Implement spec 33 pipeline vocabulary patterns by bnomei · Pull Request #7 · bnomei/muninn

bnomei · 2026-03-18T09:50:13Z

Summary

document the bounded vocabulary-JSON pattern as prompt shaping for refine, including global and contextual examples in the README and sample config
add a generic system_prompt_append composition helper so base config, voices, and profile transcript overrides can layer hint blocks without a dedicated vocabulary subsystem
add config/refine coverage proving appended prompt fragments resolve into the refine hint path while baseline behavior stays intact

Validation

cargo fmt
PATH=/opt/homebrew/bin:$PATH CARGO_HOME=/tmp/muninn-cargo-home cargo test -q config
PATH=/opt/homebrew/bin:$PATH CARGO_HOME=/tmp/muninn-cargo-home cargo test -q refine
PATH=/opt/homebrew/bin:$PATH CARGO_HOME=/tmp/muninn-cargo-home cargo test -q
PATH=/opt/homebrew/bin:$PATH CARGO_HOME=/tmp/muninn-cargo-home cargo clippy -q --all-targets -- -D warnings

Summary by CodeRabbit

New Features
- Optional ability to append bounded vocabulary JSON to system prompts for best-effort vocabulary biasing (disabled by default; no change to default behavior).
Documentation
- Expanded docs and examples showing how to configure, layer, and use system_prompt_append vocabulary hints across transcripts and profiles.

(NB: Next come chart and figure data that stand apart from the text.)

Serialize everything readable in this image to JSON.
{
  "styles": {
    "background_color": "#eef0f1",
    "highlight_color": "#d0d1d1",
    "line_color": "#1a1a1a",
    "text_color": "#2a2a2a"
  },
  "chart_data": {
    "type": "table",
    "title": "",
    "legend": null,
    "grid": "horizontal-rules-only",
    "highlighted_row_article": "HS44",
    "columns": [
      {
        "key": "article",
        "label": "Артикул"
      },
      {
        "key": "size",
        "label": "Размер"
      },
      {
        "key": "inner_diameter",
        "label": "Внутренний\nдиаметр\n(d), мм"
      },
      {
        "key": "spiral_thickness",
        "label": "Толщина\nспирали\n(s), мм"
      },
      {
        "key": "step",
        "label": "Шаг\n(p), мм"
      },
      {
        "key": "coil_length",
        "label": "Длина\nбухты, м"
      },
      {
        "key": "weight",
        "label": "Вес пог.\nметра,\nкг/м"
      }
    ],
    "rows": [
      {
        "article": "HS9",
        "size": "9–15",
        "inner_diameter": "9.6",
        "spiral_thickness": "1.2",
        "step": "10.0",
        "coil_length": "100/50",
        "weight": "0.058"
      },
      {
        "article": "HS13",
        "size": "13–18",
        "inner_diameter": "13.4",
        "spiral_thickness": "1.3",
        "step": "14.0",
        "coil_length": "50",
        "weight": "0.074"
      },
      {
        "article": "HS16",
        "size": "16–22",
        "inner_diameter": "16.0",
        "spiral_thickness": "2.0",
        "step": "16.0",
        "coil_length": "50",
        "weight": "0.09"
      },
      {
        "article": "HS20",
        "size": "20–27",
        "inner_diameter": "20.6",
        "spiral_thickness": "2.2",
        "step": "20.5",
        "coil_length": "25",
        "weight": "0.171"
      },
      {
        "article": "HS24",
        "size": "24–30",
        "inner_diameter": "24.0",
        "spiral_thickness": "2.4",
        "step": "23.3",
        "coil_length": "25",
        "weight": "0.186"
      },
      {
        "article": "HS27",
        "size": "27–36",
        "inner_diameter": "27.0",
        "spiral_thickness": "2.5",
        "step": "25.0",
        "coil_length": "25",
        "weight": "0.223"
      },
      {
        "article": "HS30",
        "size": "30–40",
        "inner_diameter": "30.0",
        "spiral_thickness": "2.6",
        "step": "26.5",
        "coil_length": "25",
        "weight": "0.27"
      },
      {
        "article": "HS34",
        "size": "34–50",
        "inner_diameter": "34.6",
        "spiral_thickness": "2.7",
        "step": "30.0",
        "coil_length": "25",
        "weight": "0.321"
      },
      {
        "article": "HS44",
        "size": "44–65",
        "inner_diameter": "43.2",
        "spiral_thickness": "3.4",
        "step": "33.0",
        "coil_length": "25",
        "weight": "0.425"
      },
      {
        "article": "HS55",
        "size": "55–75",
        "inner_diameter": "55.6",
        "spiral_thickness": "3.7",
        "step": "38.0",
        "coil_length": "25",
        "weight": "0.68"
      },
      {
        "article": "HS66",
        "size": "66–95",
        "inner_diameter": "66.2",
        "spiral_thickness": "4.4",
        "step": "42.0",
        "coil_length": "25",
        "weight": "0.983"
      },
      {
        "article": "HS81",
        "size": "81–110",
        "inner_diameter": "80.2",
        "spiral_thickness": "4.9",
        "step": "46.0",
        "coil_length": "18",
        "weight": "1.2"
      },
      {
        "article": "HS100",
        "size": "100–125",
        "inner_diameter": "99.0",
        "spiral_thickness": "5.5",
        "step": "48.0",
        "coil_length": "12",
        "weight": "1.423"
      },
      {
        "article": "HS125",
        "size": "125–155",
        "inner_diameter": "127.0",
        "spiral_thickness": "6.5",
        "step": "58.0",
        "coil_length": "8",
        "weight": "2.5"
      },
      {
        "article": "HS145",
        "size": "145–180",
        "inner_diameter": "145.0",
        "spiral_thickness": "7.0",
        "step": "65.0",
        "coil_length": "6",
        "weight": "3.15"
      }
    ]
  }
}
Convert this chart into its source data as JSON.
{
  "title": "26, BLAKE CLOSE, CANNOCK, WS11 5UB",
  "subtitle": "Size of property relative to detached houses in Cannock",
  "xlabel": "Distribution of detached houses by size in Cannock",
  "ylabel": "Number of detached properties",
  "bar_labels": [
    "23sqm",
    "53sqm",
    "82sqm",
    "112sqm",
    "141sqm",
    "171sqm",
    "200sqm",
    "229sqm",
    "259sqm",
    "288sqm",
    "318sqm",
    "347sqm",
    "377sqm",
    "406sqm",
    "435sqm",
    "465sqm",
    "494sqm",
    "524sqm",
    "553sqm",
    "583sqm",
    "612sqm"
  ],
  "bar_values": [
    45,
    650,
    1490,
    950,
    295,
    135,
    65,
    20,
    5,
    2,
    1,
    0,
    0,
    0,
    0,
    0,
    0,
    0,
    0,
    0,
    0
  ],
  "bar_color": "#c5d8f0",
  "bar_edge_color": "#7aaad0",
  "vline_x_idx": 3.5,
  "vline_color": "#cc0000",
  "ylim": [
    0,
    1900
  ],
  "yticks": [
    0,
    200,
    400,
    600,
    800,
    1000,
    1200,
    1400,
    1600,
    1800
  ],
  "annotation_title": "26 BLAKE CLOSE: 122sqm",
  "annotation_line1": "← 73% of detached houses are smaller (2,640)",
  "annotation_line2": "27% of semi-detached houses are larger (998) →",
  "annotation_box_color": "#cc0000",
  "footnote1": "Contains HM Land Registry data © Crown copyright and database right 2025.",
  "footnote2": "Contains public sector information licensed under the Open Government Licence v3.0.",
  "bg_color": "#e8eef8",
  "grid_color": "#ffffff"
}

coderabbitai · 2026-03-18T09:50:34Z

Caution

Review failed

The pull request is closed.

ℹ️ Recent review info

⚙️ Run configuration

Configuration used: Organization UI

Review profile: CHILL

Plan: Pro

Run ID: e91c8de6-f558-4ba3-bf8c-b7d9d2a96a06

📥 Commits

Reviewing files that changed from the base of the PR and between 94446eb and a48eb1a.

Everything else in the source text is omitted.